Monday, May 09, 2005

In deep, shapeshifting, and surfing uncertainty

Well, as Chris Corrigan has remarked, I am in deep. I have fallen in love with Open Space...and much like falling in love in general, it is leaving me sleepless, pre-occupied, and roaming about with an evangelical zeal telling anyone who will listen about my new beloved. Thank you, thank you, to those whose ears I have been bending.

In deep is not a comfortable place. My ship has sailed, compass lost, and I am headed out into the thick of the storm--no going back--only a faith-filled surfing on the leading edge of change. As Rumi says, there is a window in the center of my chest that has been opened. To close it would be a betrayal of self. To leave it open invites all sorts of discomfort.

Change is not a comfortable process. Deep transformative change, where we push ourselves to the edge of chaos, can only be navigated by an engagement of soul that manifests as faith and love in action. My dear friend and colleague K. Louise, calls the energy of this experience, shapeshifting energy. For me that phrase really captures the uncertainty and discomfort of the process. It can feel like peeling off one's skin and walking raw and exposed into an unknown future. In transformative change, the goal is inherently unknowable; to proceed we must engage our faith, be willing to soften into the harsh places, and move forward in our boldest truth with presence and non-attachment.

And so I sit, like a pea on a saucepan, as Kipling would say, while the whirlwind of what I have invited transforms me into someone new and unexpected.

Change of topic here....a bit...
Chris Corrigan has posted an excerpt from his report on the Appreciative Summit he facilitated in Prince Rupert last week. I urge any of you who care about Aboriginal Youth or deep community change process to go read it. It is a remarkable piece of work.

I posted a comment, which I will excerpt a bit here, because I found some pieces in other blogs that relate to what I was trying to say and I want to capture the connections...

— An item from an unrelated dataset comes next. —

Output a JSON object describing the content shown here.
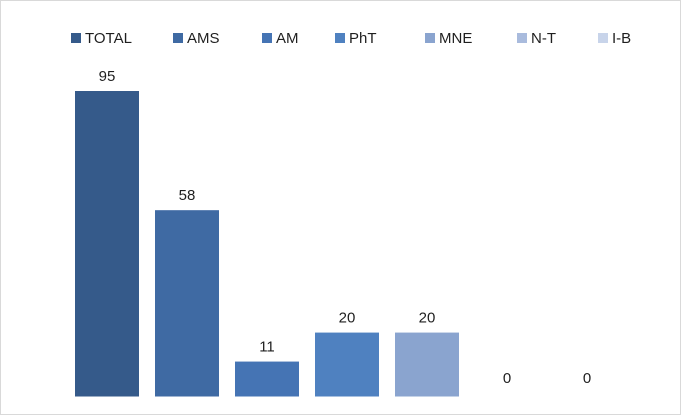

... connections to the radical environmental reading that Dave Pollard has been blogging about...about how colonial culture and much of what we currently consider civilization, has robbed us of our capacity for personal responsibility. I am hearing a resonance between what the youth are saying/wanting about their communities and what is emergent in the world in general--that we are experiencing a tryannical narrowing of latitude of personal response--that our natural capacities for resilience have been stolen/repressed/oppressed to the extent where personal and/or social/cultural destruction has become an epidemic and endemic behaviour reaction. An opening of the space between us--a revolutionary mutuality of respect and care--feels like one of the few healthy responses available. Opening space--for individuals to reclaim their personal power through responsibility and then share it as mature beings--feels like an evolutionary step that will lead to, as you say, a possibility larger than our fear. The voice, the wisdom and the fearlessness of youth are calling us home to our own true natures.

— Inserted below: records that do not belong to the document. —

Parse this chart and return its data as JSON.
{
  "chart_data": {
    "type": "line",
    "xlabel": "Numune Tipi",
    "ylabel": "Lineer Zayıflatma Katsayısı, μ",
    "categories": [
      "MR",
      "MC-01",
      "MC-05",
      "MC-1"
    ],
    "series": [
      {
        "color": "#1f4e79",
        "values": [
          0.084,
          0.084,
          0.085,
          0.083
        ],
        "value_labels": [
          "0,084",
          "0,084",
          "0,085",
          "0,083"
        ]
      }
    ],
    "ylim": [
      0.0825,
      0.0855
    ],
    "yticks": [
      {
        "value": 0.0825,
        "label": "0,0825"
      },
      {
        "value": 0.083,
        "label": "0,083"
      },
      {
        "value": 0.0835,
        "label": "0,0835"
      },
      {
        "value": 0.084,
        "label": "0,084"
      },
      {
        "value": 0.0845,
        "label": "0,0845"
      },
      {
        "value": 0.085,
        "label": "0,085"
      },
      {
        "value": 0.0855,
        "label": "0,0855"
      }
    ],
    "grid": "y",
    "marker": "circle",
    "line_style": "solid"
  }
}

From Stephen Downes at half-an-hour:

Nietzsche, writing at the height of this society, recalls a similar age:
"Socrates guessed even more. He saw through the noble Athenians; he saw that his own case, his idiosyncrasy, was no longer exceptional. The same kind of degeneration was quietly developing everywhere: old Athens was coming to an end.
And Socrates understood that the world needed him--his method, his cure, his personal artifice of self-preservation. Everywhere the instincts were in anarchy, everywhere one was within sight of excess: monstrum in animo was the common danger."
"The impulses want to play the tyrant," wrote Socrates, and we, today, see no shortage of the manifestations of such impulses...

From a comment by John King on Stephen's post:

...this is a good and timely piece that reminds me to re-read Doris Lessing's "Prisons We Choose to Live Inside". You may recall that these Massey Lectures from the mid 1980's ('85 or '86?)were written with exceptional clarity and quiet alarm about an increasing return to barbarism enabled by apathy.

And from Dave Pollard on Derrick Jensen's "Walking on Water":

Teaching anything, even writing, is fundamentally about teaching people to be free, and then teaching them to be responsible -- both lessons are revolutionary and counter to everything the education system stands for, so if you dare do
this, be prepared for push-back from The Man.

The job of words is to direct us toward experience, to round out experience, to facilitate experience, and to give us ways to share at least pale shadows of that experience with those we love. And the job of words is to help us learn to be -- and act -- human.